Lara se redressa et rangea ses jumelles. Elle consulta sa montre.
- Deux heures avant l'éclipse... Indy, tu es bien silencieux ?
- Je suis un peu surpris par ce lieu. Les divinités représentées par les
statues sont très mineures dans la mythologie égyptienne. Comme si cette
Assemblée nécessitait la discrétion absolue... Loin des fastueuses réceptions
de l'époque...
- Et tu en conclus quoi ?
- Que c'est une sorte de sommet politique... Comme le G8 de nos jours. J'ai
vraiment un mauvais pressentiment.
- Faut toujours que tu réfléchisses trop ! s'exclama Alex en donnant une
violente claque sur l'épaule de son ami. T'avais dit qu'on allait
improviser, alors on improvise ! Avant de deviner comment on va mourir dans
ce bordel, trouvons le moyen d'y entrer !

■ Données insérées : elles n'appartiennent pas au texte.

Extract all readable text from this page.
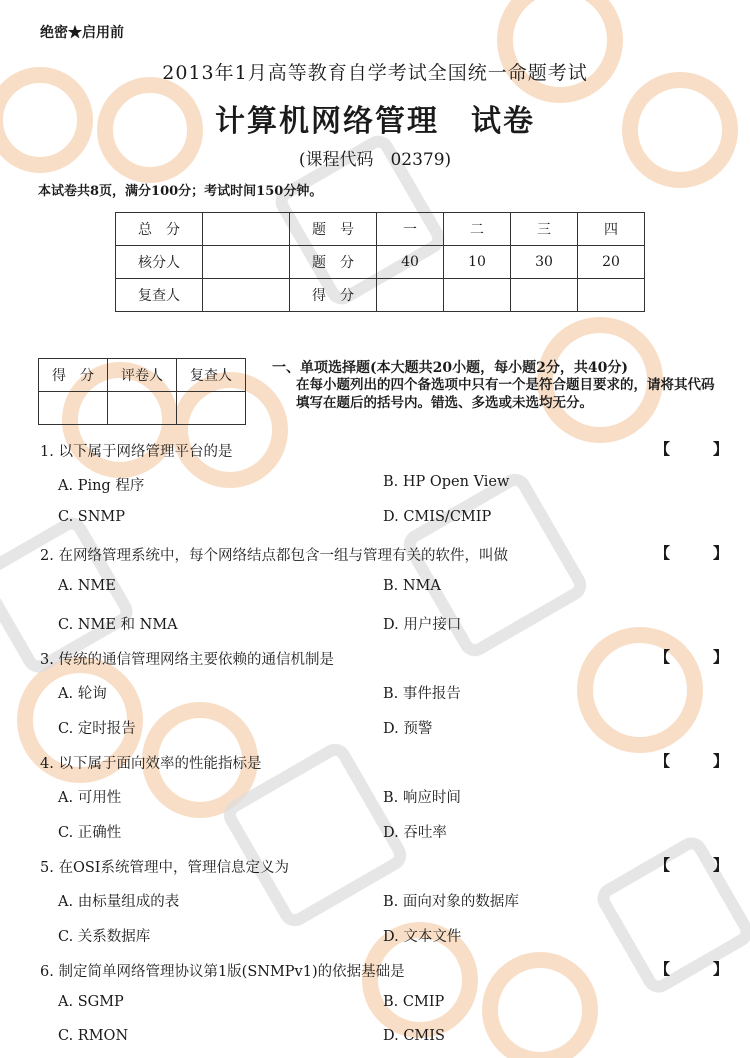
绝密★启用前
2013年1月高等教育自学考试全国统一命题考试
计算机网络管理　试卷
(课程代码　02379)
本试卷共8页，满分100分；考试时间150分钟。
总　分		题　号	一	二	三	四
核分人		题　分	40	10	30	20
复查人		得　分				
得　分	评卷人	复查人
			一、单项选择题(本大题共20小题，每小题2分，共40分)
在每小题列出的四个备选项中只有一个是符合题目要求的，请将其代码填写在题后的括号内。错选、多选或未选均无分。
1. 以下属于网络管理平台的是	【	】
A. Ping 程序	B. HP Open View
C. SNMP	D. CMIS/CMIP
2. 在网络管理系统中，每个网络结点都包含一组与管理有关的软件，叫做	【	】
A. NME	B. NMA
C. NME 和 NMA	D. 用户接口
3. 传统的通信管理网络主要依赖的通信机制是	【	】
A. 轮询	B. 事件报告
C. 定时报告	D. 预警
4. 以下属于面向效率的性能指标是	【	】
A. 可用性	B. 响应时间
C. 正确性	D. 吞吐率
5. 在OSI系统管理中，管理信息定义为	【	】
A. 由标量组成的表	B. 面向对象的数据库
C. 关系数据库	D. 文本文件
6. 制定简单网络管理协议第1版(SNMPv1)的依据基础是	【	】
A. SGMP	B. CMIP
C. RMON	D. CMIS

- Ca, je m'en occupe ! intervint Lara. Je prends la Jeep. Je vais faire
diversion.
- Trop risqué, fit Indy. Les gardes ont forcément été prévenus sur la
présence d'une femme dans les environs !
- Deux objections à cette remarque : d'abord, les Pieds Nickelés me croient
morte, m'ayant jetée eux-mêmes de leur avion ; ensuite les gardes
s'attendent à un Rambo au féminin, armé jusqu'aux dents, et pas une faible
femme perdue et à moitié nue... Ce sont des hommes fatigués, et s'ils ont que
Legg pour rêver...
- C'est très limite, comme moralité, Lara...
- La fin justifie les moyens ! Faites entrer le maximum d'armes avec vous,
je vous rejoins à l'intérieur.
Ensemble, ils vidèrent la Jeep. Lara démarra et partit seule. Tout en
s'approchant du camp, elle releva le bas de son chemisier et le noua, afin
de dénuder son ventre et son nombril. En haut, elle défit deux boutons et
écarta les pans. Elle jeta un coup d'oeil : le décolleté était déjà
vertigineux. Mais elle défit un troisième bouton. Cette fois, elle était
quasiment seins nus, et seule sa motivation à contrarier Legg lui fit
oublier sa gêne. Elle s'arrêta devant le poste de gardes, brutalement,
faisant crisser les pneus sur la piste rocailleuse. Elle descendit de la
Jeep et s'approcha. Les gardes se rassemblaient déjà. De petits sourires
gourmands commencèrent à fleurir. Lara les aurait bien effacés un par un à
coups de crosse, mais elle resta dans son rôle. A l'aide d'un mouchoir, elle
épongea la sueur sur sa gorge, dans une attitude provocante.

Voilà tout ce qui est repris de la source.